What is Psychosis?
The word psychosis is used to describe conditions that affect the mind, where there has been some loss of contact with reality. When someone becomes ill in this way it is called a psychotic episode. Psychosis is most likely to occur in young adults and is quite common. It is a chronic disease that needs ongoing treatment with medication and rehabilitation.
What are the Symptoms?
- loss of touch with reality
- seeing, hearing, feeling, or otherwise perceiving things that are not there (hallucinations)
- disorganized thought and/or speech
- emotion is exhibited in an abnormal manner
- extreme excitement (mania)
- confused thinking
- depression and sometimes suicidal thoughts
- unfounded fear/suspicion
- mistaken perceptions (illusions)
- false beliefs (delusions)
People with psychosis behave differently from the way they usually do.
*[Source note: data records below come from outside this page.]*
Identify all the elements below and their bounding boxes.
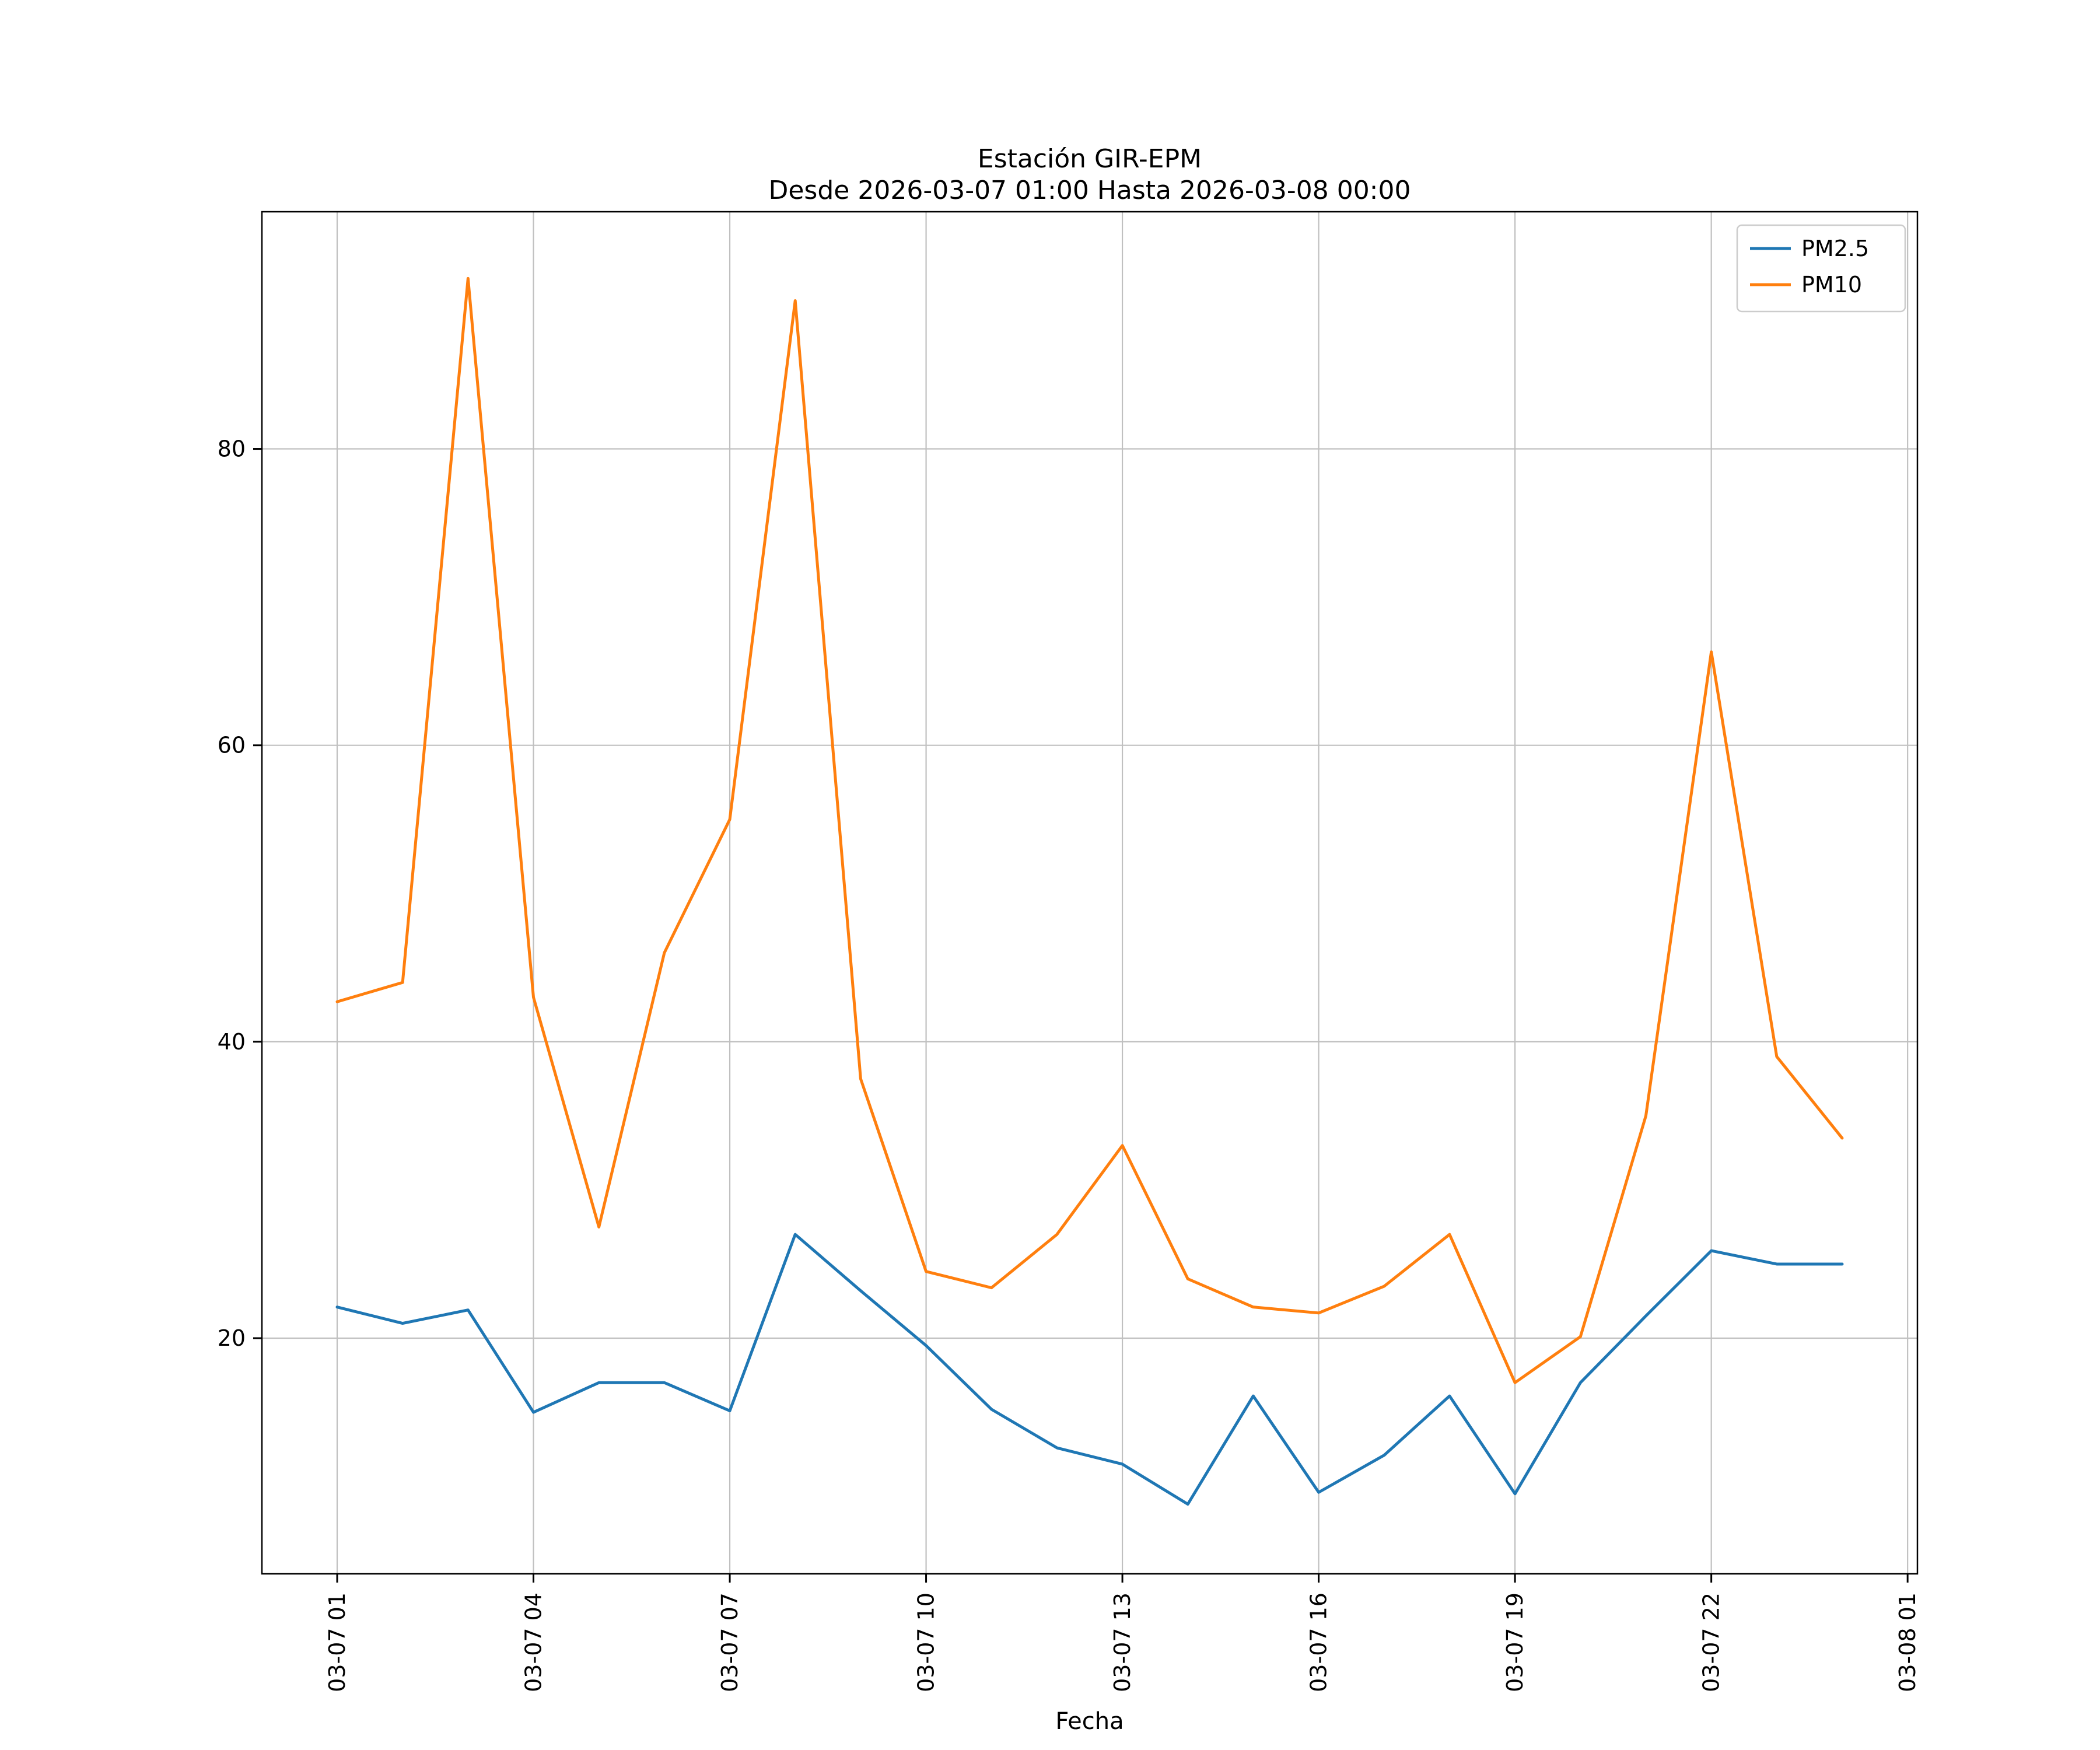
legend: PM2.5 PM10 xyxy=(1736,224,1906,313)
x-axis-label: Fecha xyxy=(1055,1708,1124,1735)
x-tick-label: 03-08 01 xyxy=(1895,1592,1920,1692)
x-tick-label: 03-07 10 xyxy=(914,1592,939,1692)
y-tick-label: 40 xyxy=(218,1029,246,1055)
y-tick-label: 80 xyxy=(218,436,246,462)
x-tick-label: 03-07 16 xyxy=(1306,1592,1332,1692)
y-tick-label: 20 xyxy=(218,1325,246,1351)
x-tick-label: 03-07 22 xyxy=(1699,1592,1724,1692)
chart-subtitle: Desde 2026-03-07 01:00 Hasta 2026-03-08 … xyxy=(768,176,1411,205)
chart-title: Estación GIR-EPM xyxy=(977,144,1202,174)
x-tick-label: 03-07 07 xyxy=(717,1592,743,1692)
y-tick-label: 60 xyxy=(218,733,246,758)
chart-title-block: Estación GIR-EPM Desde 2026-03-07 01:00 … xyxy=(262,144,1917,206)
series-line-pm10 xyxy=(335,276,1844,1384)
grid xyxy=(262,212,1917,1574)
x-tick-label: 03-07 04 xyxy=(521,1592,547,1692)
x-tick-label: 03-07 01 xyxy=(324,1592,350,1692)
legend-box xyxy=(1736,224,1906,313)
series-line-pm25 xyxy=(335,1233,1844,1506)
legend-label: PM2.5 xyxy=(1801,236,1869,261)
tick-labels: 03-07 01 03-07 04 03-07 07 03-07 10 03-07 13… xyxy=(218,436,1921,1692)
x-tick-label: 03-07 19 xyxy=(1502,1592,1528,1692)
legend-label: PM10 xyxy=(1801,272,1862,298)
ticks xyxy=(253,448,1909,1583)
axes-spines xyxy=(261,211,1919,1575)
x-tick-label: 03-07 13 xyxy=(1110,1592,1135,1692)
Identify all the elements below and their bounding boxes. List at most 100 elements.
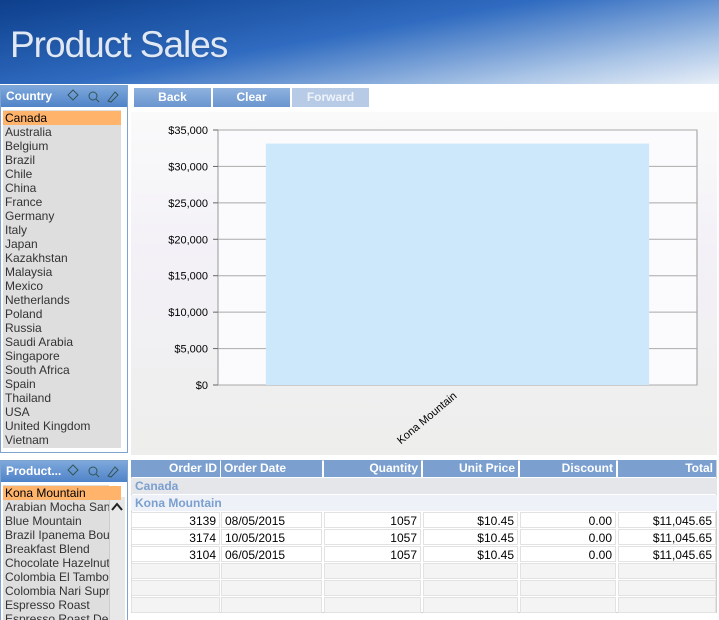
column-header[interactable]: Order ID <box>131 460 220 477</box>
table-cell: $10.45 <box>423 546 518 562</box>
search-icon-handle <box>95 473 100 478</box>
list-item[interactable]: Chile <box>5 167 33 181</box>
list-item[interactable]: United Kingdom <box>5 419 91 433</box>
column-header[interactable]: Discount <box>520 460 616 477</box>
column-header[interactable]: Total <box>618 460 716 477</box>
list-item[interactable]: Espresso Roast De <box>5 612 109 620</box>
list-item[interactable]: Russia <box>5 321 42 335</box>
list-item[interactable]: Canada <box>3 111 121 125</box>
empty-cell <box>618 563 716 579</box>
empty-cell <box>221 563 322 579</box>
clear-icon[interactable] <box>107 466 119 478</box>
table-cell: 0.00 <box>520 546 616 562</box>
table-cell: $11,045.65 <box>618 546 716 562</box>
list-item[interactable]: South Africa <box>5 363 70 377</box>
list-item[interactable]: France <box>5 195 43 209</box>
country-title[interactable]: Country <box>6 89 52 103</box>
list-item[interactable]: Kona Mountain <box>3 486 121 500</box>
empty-cell <box>324 580 421 596</box>
country-header <box>1 86 127 107</box>
button[interactable]: Back <box>134 88 211 107</box>
empty-cell <box>131 597 220 613</box>
y-tick-label: $35,000 <box>168 125 208 137</box>
x-tick-label: Kona Mountain <box>395 390 459 447</box>
list-item[interactable]: Japan <box>5 237 38 251</box>
y-tick-label: $10,000 <box>168 307 208 319</box>
list-item[interactable]: Belgium <box>5 139 49 153</box>
table-cell: 1057 <box>324 546 421 562</box>
table-cell: 3104 <box>131 546 220 562</box>
list-item[interactable]: Singapore <box>5 349 60 363</box>
button[interactable]: Clear <box>213 88 290 107</box>
list-item[interactable]: Colombia Nari Supr <box>5 584 109 598</box>
empty-cell <box>131 563 220 579</box>
y-tick-label: $5,000 <box>174 344 208 356</box>
column-header[interactable]: Unit Price <box>423 460 518 477</box>
empty-cell <box>324 597 421 613</box>
list-item[interactable]: Saudi Arabia <box>5 335 74 349</box>
empty-cell <box>221 597 322 613</box>
list-item[interactable]: Arabian Mocha San <box>5 500 109 514</box>
list-item[interactable]: Colombia El Tambo <box>5 570 109 584</box>
list-item[interactable]: Vietnam <box>5 433 49 447</box>
empty-cell <box>324 563 421 579</box>
group-row: Kona Mountain <box>131 495 717 511</box>
empty-cell <box>221 580 322 596</box>
list-item[interactable]: China <box>5 181 37 195</box>
table-cell: 0.00 <box>520 529 616 545</box>
bar <box>265 143 650 385</box>
button[interactable]: Forward <box>292 88 369 107</box>
y-tick-label: $30,000 <box>168 161 208 173</box>
product-title[interactable]: Product... <box>6 464 62 478</box>
list-item[interactable]: Thailand <box>5 391 52 405</box>
group-row: Canada <box>131 478 717 494</box>
y-tick-label: $25,000 <box>168 198 208 210</box>
search-icon[interactable] <box>88 466 98 476</box>
list-item[interactable]: Italy <box>5 223 28 237</box>
list-item[interactable]: Mexico <box>5 279 44 293</box>
list-item[interactable]: Malaysia <box>5 265 53 279</box>
empty-cell <box>520 597 616 613</box>
page-title: Product Sales <box>10 24 228 65</box>
sort-icon[interactable] <box>67 464 79 476</box>
list-item[interactable]: Netherlands <box>5 293 70 307</box>
column-header[interactable]: Order Date <box>221 460 322 477</box>
list-item[interactable]: Poland <box>5 307 43 321</box>
table-cell: $10.45 <box>423 529 518 545</box>
product-list <box>3 485 109 620</box>
table-cell: $10.45 <box>423 512 518 528</box>
table-cell: 10/05/2015 <box>221 529 322 545</box>
table-cell: 3139 <box>131 512 220 528</box>
list-item[interactable]: Blue Mountain <box>5 514 82 528</box>
list-item[interactable]: Germany <box>5 209 55 223</box>
list-item[interactable]: Chocolate Hazelnut <box>5 556 109 570</box>
empty-cell <box>520 563 616 579</box>
list-item[interactable]: Espresso Roast <box>5 598 90 612</box>
empty-cell <box>423 597 518 613</box>
column-header[interactable]: Quantity <box>324 460 421 477</box>
list-item[interactable]: Brazil <box>5 153 36 167</box>
search-icon-handle <box>95 98 100 103</box>
filter-icons[interactable] <box>64 463 124 481</box>
scroll-up[interactable] <box>109 497 125 517</box>
list-item[interactable]: Breakfast Blend <box>5 542 90 556</box>
y-tick-label: $0 <box>196 380 208 392</box>
sort-icon[interactable] <box>67 89 79 101</box>
list-item[interactable]: Spain <box>5 377 36 391</box>
table-cell: 3174 <box>131 529 220 545</box>
list-item[interactable]: USA <box>5 405 30 419</box>
empty-cell <box>131 580 220 596</box>
filter-icons[interactable] <box>64 88 124 106</box>
product-header <box>1 461 127 482</box>
country-list <box>3 110 121 448</box>
scrollbar[interactable] <box>109 497 125 620</box>
list-item[interactable]: Brazil Ipanema Bou <box>5 528 109 542</box>
list-item[interactable]: Kazakhstan <box>5 251 68 265</box>
empty-cell <box>423 580 518 596</box>
list-item[interactable]: Australia <box>5 125 52 139</box>
empty-cell <box>423 563 518 579</box>
clear-icon[interactable] <box>107 91 119 103</box>
search-icon[interactable] <box>88 91 98 101</box>
table-cell: $11,045.65 <box>618 529 716 545</box>
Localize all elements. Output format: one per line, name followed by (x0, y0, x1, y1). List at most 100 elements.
They may be extremely active or lethargic, sitting around all day. They may laugh inappropriately or become angry or upset without apparent cause. Often, changes in behaviour are associated with the symptoms already described above. For example, a person believing they are in danger may call the police. People may stop eating because they are concerned that the food is poisoned, or have trouble sleeping because they are scared of something.
Causes of Psychosis
There are numerous potential causes of psychosis, including:
- alcohol and certain drugs can induce psychosis
- bipolar disorder (manic depression)
- brain tumors
- psychotic depression
- dementia (Alzheimer's and other degenerative brain disorders)
Psychosis prevents a person from functioning normally. During psychotic states, there is an inability to care for self, and the possibility of self-harm or harm to others if the condition is left untreated.
Call your health care provider or mental health professional if a member of your family exhibits behavior that shows the person has lost contact with reality. Alternatively, take the person to the nearest emergency room for an evaluation.